26. August 2001
Die Wesensverwandlung von Brot und Wein
Im Namen des Vaters und des Sohnes und des Heiligen Geistes. Amen.
Geliebte im Herrn!
Es ist ein Glaubenssatz der Kirche: In der heiligen Messe wird der ganze Wesensbestand des Brotes und des Weines in den Wesensbestand des Leibes und des Blutes Christi verwandelt, wobei die Erscheinungsformen bestehen bleiben. Das ist das Dogma der Transsubstantiation, der Wesensverwandlung. Dieses Dogma hat die Kirche gegen die Glaubensneuerer auf dem Konzil von Trient der Christenheit vorgelegt. „Da aber Christus, unser Erlöser, von dem, was er unter der Gestalt des Brotes darreichte, aussagte, es sei wirklich sein Leib, so war es stets Überzeugung in der Kirche Gottes, und diese heilige Kirchenversammlung erklärt aufs neue: Durch die Weihe von Brot und Wein vollzieht sich die Wandlung der ganzen Brotsubstanz in die Substanz des Leibes Christi, unseres Herrn, und der ganzen Weinsubstanz in die Substanz seines Blutes.

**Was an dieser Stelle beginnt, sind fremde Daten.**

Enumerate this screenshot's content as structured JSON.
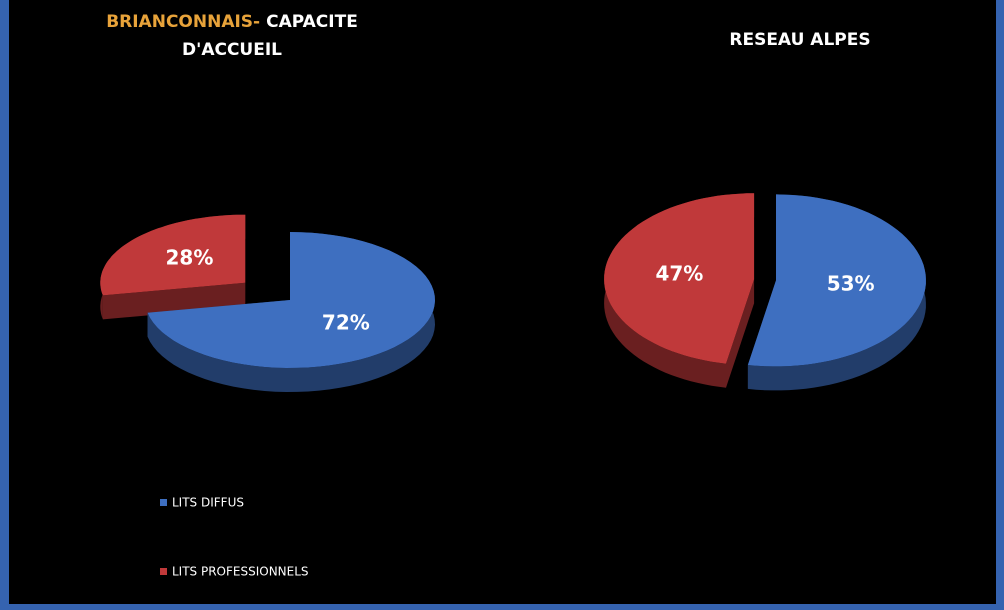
{
  "chart_data": [
    {
      "type": "pie3d",
      "title": [
        "BRIANCONNAIS-",
        "CAPACITE",
        "D'ACCUEIL"
      ],
      "title_colors": [
        "#e8a33a",
        "#ffffff",
        "#ffffff"
      ],
      "categories": [
        "LITS DIFFUS",
        "LITS PROFESSIONNELS"
      ],
      "values": [
        72,
        28
      ],
      "value_labels": [
        "72%",
        "28%"
      ],
      "colors": [
        "#3e6fc0",
        "#c0393a"
      ],
      "legend": "bottom-left"
    },
    {
      "type": "pie3d",
      "title": [
        "RESEAU ALPES"
      ],
      "title_colors": [
        "#ffffff"
      ],
      "values": [
        53,
        47
      ],
      "value_labels": [
        "53%",
        "47%"
      ],
      "colors": [
        "#3e6fc0",
        "#c0393a"
      ]
    }
  ]
}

Und diese Wandlung wird von der katholischen Kirche zutreffend und im eigentlichen Sinne Wesensverwandlung genannt.“ Um jeden Zweifel über den Sinn dieses Lehrdokumentes auszuschließen, hat die Kirche noch einen Lehrsatz verfaßt. In dem heißt es: „Wer sagt, im hochheiligen Sakrament der Eucharistie bleibe die Substanz von Brot und Wein zugleich mit dem Leib und Blut unseres Herrn Jesus Christus bestehen, und wer jene wunderbare und einzigartige Wandlung der ganzen Brotsubstanz in den Leib und der ganzen Weinsubstanz in das Blut leugnet, wobei nur die Gestalten von Brot und Wein bleiben – diese Wandlung nennt die katholische Kirche sehr treffend Wesensverwandlung –, der sei ausgeschlossen.“
Hier rühren wir an den Kern der katholischen Eucharistielehre. Der lateinische Ausdruck Konsekration, Weihung, ist zweifellos richtig. Aber deutlicher wird der damit gemeinte Inhalt ausgesagt durch das Wort Transsubstantiation – Wandlung oder Wesensverwandlung. Um den Sinn dieses Glaubenssatzes einigermaßen zu entschlüsseln, müssen wir das Verhältnis der Transsubstantiation zum eucharistischen Opfersakrament und den Sinn des Wortes Substanz uns vor Augen zu führen versuchen.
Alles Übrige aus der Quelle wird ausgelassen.